It’s been almost one week since my Aunt Gladys passed away. She was almost 99. She had a very full and mostly healthy life and I was very fortunate to have spent a great amount of time with her.
Aunt Gladys had 4 children; each of her children had children and grandchildren. By the end of her life, her family had grown to a total 29 with one on the way. When I would visit my Aunt, Gladys, we talked about everything. She kept me caught up on her large family, which she was very proud of, and I loved to hear her talk about “the old days.” The ones when she grew up with my mom! She had so many stories about our family members, some I had met, some who had passed away before I was ever born. She came from a family of 4 (one sister and 2 brothers) and had lived through the Great Depression. I loved pushing her around outside in her wheelchair when the weather was nice and I will miss the conversations I’d have with her when we were alone. I miss the stories she would share and the memories of her youth that she had. I learned so many things from just listening. Some pretty funny things about my mom!
You see my friends, our parents and grandparents, aunt, and uncles are the keepers of our stories. They are the reason we are here. They are also the ones that know our entire story from the beginning. Something that has gotten lost in our generation is conversation, and especially conversation with our elders. The value in their knowledge and their story telling ability is not appreciated. I am happy to say that I have no regrets with not having enough time with my mother or my aunt while they were here. I cherish the memories I have and what they have taught me. I miss my mother almost daily and will miss my Aunt Gladys as much as she was the last link to my mom of her generation. I can dearly say that what they taught me and shared with me will never be forgotten.
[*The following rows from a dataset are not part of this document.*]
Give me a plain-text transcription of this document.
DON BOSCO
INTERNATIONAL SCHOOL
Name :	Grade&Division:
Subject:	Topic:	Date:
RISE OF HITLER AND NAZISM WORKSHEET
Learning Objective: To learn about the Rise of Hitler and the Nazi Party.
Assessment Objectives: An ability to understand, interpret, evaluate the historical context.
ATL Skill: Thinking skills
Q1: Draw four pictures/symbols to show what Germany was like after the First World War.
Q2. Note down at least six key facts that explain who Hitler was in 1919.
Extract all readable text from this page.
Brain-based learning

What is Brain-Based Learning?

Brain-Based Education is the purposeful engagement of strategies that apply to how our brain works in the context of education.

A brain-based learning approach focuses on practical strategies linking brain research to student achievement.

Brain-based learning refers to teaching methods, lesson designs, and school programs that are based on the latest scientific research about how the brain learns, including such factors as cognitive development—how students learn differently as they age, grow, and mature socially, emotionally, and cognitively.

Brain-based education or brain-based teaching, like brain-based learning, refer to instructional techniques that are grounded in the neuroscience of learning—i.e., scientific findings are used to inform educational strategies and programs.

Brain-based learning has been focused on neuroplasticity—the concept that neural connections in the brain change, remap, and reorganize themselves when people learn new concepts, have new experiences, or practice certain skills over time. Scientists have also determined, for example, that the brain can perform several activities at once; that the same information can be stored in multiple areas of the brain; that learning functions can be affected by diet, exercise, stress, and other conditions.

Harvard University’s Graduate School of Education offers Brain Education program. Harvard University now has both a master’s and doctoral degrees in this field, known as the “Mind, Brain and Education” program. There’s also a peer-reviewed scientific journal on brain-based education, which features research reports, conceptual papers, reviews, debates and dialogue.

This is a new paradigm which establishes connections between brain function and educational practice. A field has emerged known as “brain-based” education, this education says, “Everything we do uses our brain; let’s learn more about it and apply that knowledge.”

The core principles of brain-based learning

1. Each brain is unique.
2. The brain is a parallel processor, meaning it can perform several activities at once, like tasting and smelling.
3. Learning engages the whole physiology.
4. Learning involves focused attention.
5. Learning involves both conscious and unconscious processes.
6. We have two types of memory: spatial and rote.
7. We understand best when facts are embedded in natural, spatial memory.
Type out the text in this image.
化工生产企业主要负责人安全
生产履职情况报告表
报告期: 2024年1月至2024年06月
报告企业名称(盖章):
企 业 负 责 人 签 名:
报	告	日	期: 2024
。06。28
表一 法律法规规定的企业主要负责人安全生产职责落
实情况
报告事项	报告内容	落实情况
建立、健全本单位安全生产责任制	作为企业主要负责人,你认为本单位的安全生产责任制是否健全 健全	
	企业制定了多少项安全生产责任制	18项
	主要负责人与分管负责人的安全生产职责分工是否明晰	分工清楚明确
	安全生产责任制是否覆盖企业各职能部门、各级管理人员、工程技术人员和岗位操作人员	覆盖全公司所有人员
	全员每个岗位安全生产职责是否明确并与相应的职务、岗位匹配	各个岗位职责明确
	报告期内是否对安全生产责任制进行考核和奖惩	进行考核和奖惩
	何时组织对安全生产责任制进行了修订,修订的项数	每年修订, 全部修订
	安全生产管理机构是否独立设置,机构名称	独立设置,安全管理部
Yesterday, I had the opportunity to photography Gladys’ Legacy, all 30 of them (it included one baby bump). As you can see from the photo, I know she was one proud mother, mother-in-law, grandmother, and great grandmother. It was very sweet and heart wrenching at the same time to know she was not there to see this photo being taken and to know that we were there for her. I know she was there in spirit, looking on. If you are blessed enough to have parents, grandparents, aunts or uncles who have long stories to share, take advantage of hearing how your story began, and how far back it goes, you won’t be sorry. It’s a gift. Gladys had 98 plus wonderful years and I will truly miss her!